Pero la mayor genialidad de estos señores (de los jefes, no de los vendedores) no está en su modelo de negocio sino en la manera en que consiguen millares de nombres, con sus respectivos números de teléfono y dirección, para dar con un incauto que compre lo que ellos venden
Si quieren que les sea sincera, yo creo que la culpa es de nosotros, y no porque andemos poniendo nuestros datos personales en el primer sorteo de gasolinera que nos ofrece un juego de llantas o un viaje a Cartagena, sino porque perezosos e indiferentes, como somos, no hemos exigido a nuestros empleados de la Asamblea Nacional que creen leyes que nos protejan de este tipo de abuso contra nuestra intimidad.

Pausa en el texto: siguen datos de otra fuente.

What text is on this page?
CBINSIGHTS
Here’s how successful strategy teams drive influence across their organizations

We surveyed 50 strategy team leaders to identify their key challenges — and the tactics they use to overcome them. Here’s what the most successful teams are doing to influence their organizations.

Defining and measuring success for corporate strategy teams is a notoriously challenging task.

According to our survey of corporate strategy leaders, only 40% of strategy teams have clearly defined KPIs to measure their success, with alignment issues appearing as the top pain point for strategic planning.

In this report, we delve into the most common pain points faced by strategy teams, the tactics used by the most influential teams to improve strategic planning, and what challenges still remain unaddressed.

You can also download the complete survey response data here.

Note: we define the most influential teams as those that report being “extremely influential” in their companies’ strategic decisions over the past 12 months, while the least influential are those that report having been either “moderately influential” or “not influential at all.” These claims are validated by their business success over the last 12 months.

Ningún hijo de vecino al que, a propósito de una transacción privada entre él y nosotros, le hemos dado nuestros datos personales tiene derecho de utilizar con otros fines esa información; mucho menos venderla, cederla o regalársela a varios terceros para que nos martiricen a todas horas tratando de vendernos algo. Los asambleístas lo saben, nosotros lo sabemos, los que divulgan nuestra información privada y los que la usan también lo saben, pero nadie hace nada
Quizás entonces lo tenemos merecido y solo por eso deseo que este sábado o el próximo –ojo que también suele pasar entre semana– todas las Sonias del país se dediquen a llamar por teléfono, sobre todo a los padres de la patria, para ver si de una buena vez alguien se inmuta. Ah, y si alguno de ustedes se llama Sonia y mi número de teléfono cae en su poder, espero que tengan la amabilidad (y el buen criterio) de no llamarme. Se los agradezco de antemano.